Namun yang mengejutkan, para peneliti mencatat tidak ada perubahan besar pada kadar protein darah selama beberapa hari pertama puasa. Situasi ini kemudian berubah drastis setelah hari ketiga, ketika ratusan senyawa dengan dampak besar terhadap kesehatan mulai berfluktuasi secara liar.
Dengan mereferensikan temuan mereka dengan studi genetik yang menghubungkan berbagai protein ini dengan penyakit berbeda, penulis penelitian dapat memperkirakan konsekuensi kesehatan dari 212 senyawa plasma yang berubah selama puasa.
Misalnya, mereka menemukan bahwa tidak makan selama lebih dari tiga hari menyebabkan penurunan kadar plasma switch-associated protein 70 (SWAP70). Karena tingkat yang lebih rendah dari penanda ini telah dikaitkan dengan penurunan risiko rheumatoid arthritis (RA), para peneliti berspekulasi bahwa temuan ini “mungkin memberikan setidaknya sebagian penjelasan tentang hilangnya rasa sakit pada pasien dengan RA selama puasa berkepanjangan.”

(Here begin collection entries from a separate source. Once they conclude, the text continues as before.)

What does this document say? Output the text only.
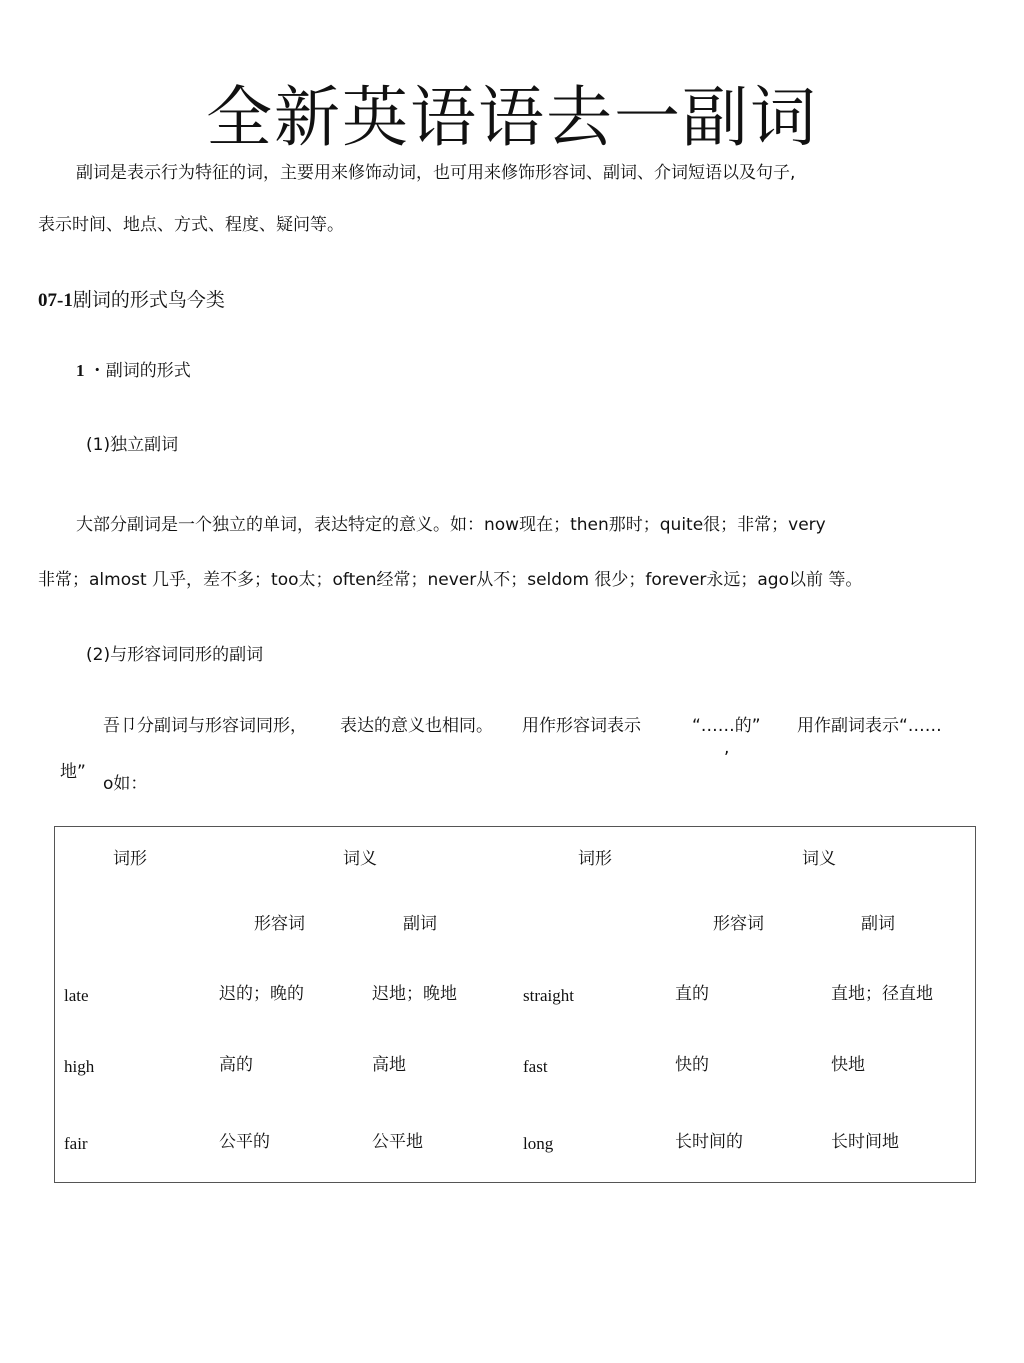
全新英语语去一副词
副词是表示行为特征的词，主要用来修饰动词，也可用来修饰形容词、副词、介词短语以及句子,
表示时间、地点、方式、程度、疑问等。
07-1剧词的形式鸟今类
1 ・副词的形式
(1)独立副词
大部分副词是一个独立的单词，表达特定的意义。如：now现在；then那时；quite很；非常；very
非常；almost 几乎，差不多；too太；often经常；never从不；seldom 很少；forever永远；ago以前 等。
(2)与形容词同形的副词
吾卩分副词与形容词同形， 表达的意义也相同。 用作形容词表示	“……的” 用作副词表示“……
,
地”
o如：
词形	词义	词形	词义
形容词	副词	形容词	副词
late	迟的；晚的	迟地；晚地	straight	直的	直地；径直地
high	高的	高地	fast	快的	快地
fair	公平的	公平地	long	长时间的	长时间地
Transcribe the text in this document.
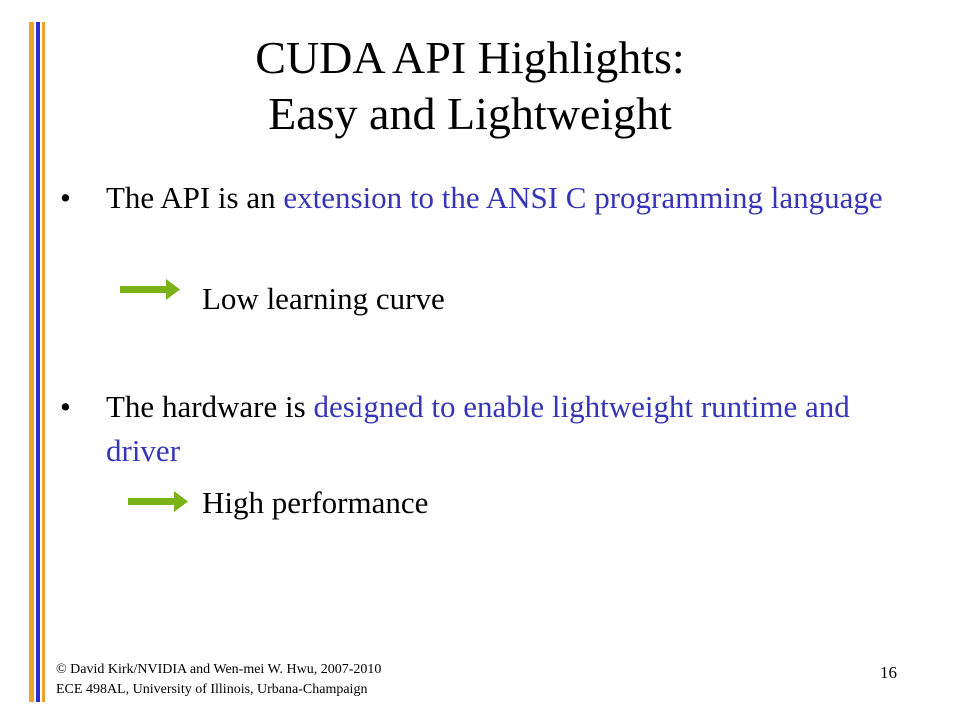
CUDA API Highlights:
Easy and Lightweight
• The API is an extension to the ANSI C programming language
Low learning curve
• The hardware is designed to enable lightweight runtime and driver
High performance
© David Kirk/NVIDIA and Wen-mei W. Hwu, 2007-2010
ECE 498AL, University of Illinois, Urbana-Champaign
16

Selain itu ada juga pengaruh pada protein yang disebut hypoxia up-regulated 1 (HYOU1), yang berhubungan dengan penyakit arteri koroner. Selama puasa, kadar senyawa ini terlihat menurun, menunjukkan bahwa periode tanpa makanan yang berkepanjangan mungkin berdampak menguntungkan pada kesehatan jantung.
Pada saat yang sama, para peneliti mengidentifikasi beberapa dampak kesehatan negatif yang terkait dengan puasa. Misalnya, mereka mengamati peningkatan faktor koagulasi XI, sehingga berpotensi meningkatkan risiko kejadian trombosis.